This abstract of an article published in the Dec 2012 issue of Nature describes a method of growing crystalline GaAs (gallium arsenide) nanowires in gold nano-particle aerosols at high throughput rates compared to traditional molecular beam epitaxy (MBE) or metalorganic chemical vapour deposition (MOCVD) methods of synthesis. The hope is that a high growth rate will translate to lower costs.
The company Sol Voltaics is hoping to utilize the technology in conjunction with traditional silicon solar cells produce a tandem device with higher efficiency than can be achieved using silicon by itself. GaAs is a direct band gap semiconductor which means that the probability of the absorption of an impinging photon whose energy is near the band gap is much higher than for an indirect band gap semiconductor such as silicon. This high probability of absorption means that GaAs solar cells can be very thin and still effectively absorb solar energy, whereas silicon solar cell have to be much thicker to effectively absorb all of the photons that are capable of being converted to electrical current.
The band gap of GaAs is different than that of silicon so that it absorbs a different part of the solar frequency spectrum. That fact that the GaAs film can be made very thin means that the photons of a frequency that it is not capable of using for the production of electricity can easily pass through and enter the silicon cell where the photon near the band gap of silicon can be absorbed and converted to electricity as well. The combined cell has substantially higher energy production than a silicon cell alone.
The key to the economics of such a tandem cell the the production cost of the GaAs layer.

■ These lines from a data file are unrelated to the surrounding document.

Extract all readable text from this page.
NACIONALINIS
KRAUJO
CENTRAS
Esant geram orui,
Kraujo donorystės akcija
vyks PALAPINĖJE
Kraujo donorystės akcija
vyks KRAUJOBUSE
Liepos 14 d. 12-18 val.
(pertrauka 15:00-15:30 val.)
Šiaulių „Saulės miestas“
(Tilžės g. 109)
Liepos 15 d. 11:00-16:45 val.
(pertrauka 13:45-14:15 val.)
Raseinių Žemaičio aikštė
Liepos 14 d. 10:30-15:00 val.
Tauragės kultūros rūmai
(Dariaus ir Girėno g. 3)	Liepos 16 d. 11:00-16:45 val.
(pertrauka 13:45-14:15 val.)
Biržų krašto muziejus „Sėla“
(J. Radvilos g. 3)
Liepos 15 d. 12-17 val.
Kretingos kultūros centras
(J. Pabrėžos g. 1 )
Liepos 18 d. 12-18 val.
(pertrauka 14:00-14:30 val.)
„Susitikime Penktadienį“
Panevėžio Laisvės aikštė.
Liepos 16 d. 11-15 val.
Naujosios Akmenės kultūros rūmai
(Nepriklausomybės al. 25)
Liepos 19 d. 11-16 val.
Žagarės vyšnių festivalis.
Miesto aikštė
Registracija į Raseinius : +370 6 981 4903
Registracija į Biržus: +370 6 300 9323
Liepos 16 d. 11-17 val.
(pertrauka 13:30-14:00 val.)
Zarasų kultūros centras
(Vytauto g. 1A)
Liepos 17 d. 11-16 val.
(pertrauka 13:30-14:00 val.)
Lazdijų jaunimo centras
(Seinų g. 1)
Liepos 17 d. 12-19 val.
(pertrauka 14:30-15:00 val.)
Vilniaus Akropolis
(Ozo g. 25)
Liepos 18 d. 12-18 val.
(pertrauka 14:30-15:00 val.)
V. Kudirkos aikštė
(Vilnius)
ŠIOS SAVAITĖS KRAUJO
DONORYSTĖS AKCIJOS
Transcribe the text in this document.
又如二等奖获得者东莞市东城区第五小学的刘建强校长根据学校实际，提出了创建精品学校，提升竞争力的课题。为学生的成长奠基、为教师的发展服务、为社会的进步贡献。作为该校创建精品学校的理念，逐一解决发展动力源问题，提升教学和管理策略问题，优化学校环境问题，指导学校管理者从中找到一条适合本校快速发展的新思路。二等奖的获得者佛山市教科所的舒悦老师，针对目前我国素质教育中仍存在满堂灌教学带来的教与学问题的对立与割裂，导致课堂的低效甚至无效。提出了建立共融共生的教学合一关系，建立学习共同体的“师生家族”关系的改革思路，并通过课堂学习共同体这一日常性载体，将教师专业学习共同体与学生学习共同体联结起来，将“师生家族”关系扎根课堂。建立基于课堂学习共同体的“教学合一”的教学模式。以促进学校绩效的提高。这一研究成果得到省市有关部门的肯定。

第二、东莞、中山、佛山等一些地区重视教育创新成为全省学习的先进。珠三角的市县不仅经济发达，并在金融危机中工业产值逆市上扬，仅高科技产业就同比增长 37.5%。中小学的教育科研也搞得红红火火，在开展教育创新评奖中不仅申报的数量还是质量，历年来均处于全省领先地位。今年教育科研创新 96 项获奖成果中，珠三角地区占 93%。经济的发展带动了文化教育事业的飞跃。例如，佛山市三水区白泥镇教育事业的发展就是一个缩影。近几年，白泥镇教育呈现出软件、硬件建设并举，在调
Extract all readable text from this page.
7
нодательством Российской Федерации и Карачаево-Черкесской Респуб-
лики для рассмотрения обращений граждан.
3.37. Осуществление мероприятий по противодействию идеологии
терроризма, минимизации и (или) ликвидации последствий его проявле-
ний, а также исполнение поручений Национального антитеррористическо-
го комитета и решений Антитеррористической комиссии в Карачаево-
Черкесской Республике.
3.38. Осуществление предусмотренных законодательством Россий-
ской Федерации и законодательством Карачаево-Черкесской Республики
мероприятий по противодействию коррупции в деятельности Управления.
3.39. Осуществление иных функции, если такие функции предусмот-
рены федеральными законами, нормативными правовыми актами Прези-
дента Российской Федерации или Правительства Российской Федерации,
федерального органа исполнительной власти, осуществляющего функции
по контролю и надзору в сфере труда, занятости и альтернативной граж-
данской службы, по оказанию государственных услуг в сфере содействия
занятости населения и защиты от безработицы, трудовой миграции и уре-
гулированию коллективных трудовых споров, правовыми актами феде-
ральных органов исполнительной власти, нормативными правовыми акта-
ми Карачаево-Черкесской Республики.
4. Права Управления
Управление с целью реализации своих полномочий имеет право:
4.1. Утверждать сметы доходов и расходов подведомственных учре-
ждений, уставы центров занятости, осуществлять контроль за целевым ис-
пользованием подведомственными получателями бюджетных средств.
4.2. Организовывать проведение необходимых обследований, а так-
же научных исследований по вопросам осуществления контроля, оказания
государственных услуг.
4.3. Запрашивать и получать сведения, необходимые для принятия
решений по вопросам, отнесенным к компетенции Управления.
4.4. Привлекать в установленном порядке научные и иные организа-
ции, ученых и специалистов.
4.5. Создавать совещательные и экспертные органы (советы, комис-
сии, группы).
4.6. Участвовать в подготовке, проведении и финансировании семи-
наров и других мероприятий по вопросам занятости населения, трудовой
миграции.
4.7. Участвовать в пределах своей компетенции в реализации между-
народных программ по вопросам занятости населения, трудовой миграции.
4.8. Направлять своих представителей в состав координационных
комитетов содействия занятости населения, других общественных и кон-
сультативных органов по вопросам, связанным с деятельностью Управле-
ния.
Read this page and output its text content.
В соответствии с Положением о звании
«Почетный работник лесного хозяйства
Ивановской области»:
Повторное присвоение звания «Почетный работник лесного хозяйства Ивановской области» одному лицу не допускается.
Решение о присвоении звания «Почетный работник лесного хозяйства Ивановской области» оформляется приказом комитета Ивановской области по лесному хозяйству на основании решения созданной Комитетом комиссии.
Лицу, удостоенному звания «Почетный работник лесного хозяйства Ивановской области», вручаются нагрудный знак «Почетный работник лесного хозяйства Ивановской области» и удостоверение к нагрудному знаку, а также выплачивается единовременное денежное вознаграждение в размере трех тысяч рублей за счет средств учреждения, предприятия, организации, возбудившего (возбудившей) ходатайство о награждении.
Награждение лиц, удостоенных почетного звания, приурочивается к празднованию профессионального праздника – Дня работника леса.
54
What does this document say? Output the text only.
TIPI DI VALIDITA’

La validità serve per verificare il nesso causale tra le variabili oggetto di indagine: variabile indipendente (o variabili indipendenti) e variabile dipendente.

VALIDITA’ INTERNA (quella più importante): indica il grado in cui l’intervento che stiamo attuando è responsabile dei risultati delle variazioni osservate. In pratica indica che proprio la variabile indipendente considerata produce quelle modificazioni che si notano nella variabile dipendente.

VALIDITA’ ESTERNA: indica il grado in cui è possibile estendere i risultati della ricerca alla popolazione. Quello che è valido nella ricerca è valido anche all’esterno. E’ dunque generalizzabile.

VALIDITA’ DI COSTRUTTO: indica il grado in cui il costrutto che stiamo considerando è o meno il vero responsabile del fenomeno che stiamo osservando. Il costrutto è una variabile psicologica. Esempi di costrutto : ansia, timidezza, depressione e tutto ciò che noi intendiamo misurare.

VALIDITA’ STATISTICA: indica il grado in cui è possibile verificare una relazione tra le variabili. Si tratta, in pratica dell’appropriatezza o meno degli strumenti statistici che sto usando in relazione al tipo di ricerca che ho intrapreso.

Triple junction cells with two of the junctions based on GaAs films have achieved solar conversion efficiencies in excess of 45%. However the enormous costs of producing crystalline then films of GaAs have prevented the commercialization of this technology except in specialized niche applications where low weight and small surface area is more important than cost (e.g. remote power for military application, solar power for space missions, etc).
Whether or not the cost/performance characteristics of PV cells produced by this technology can enable mainstream commercial application of GaAs remains to be seen.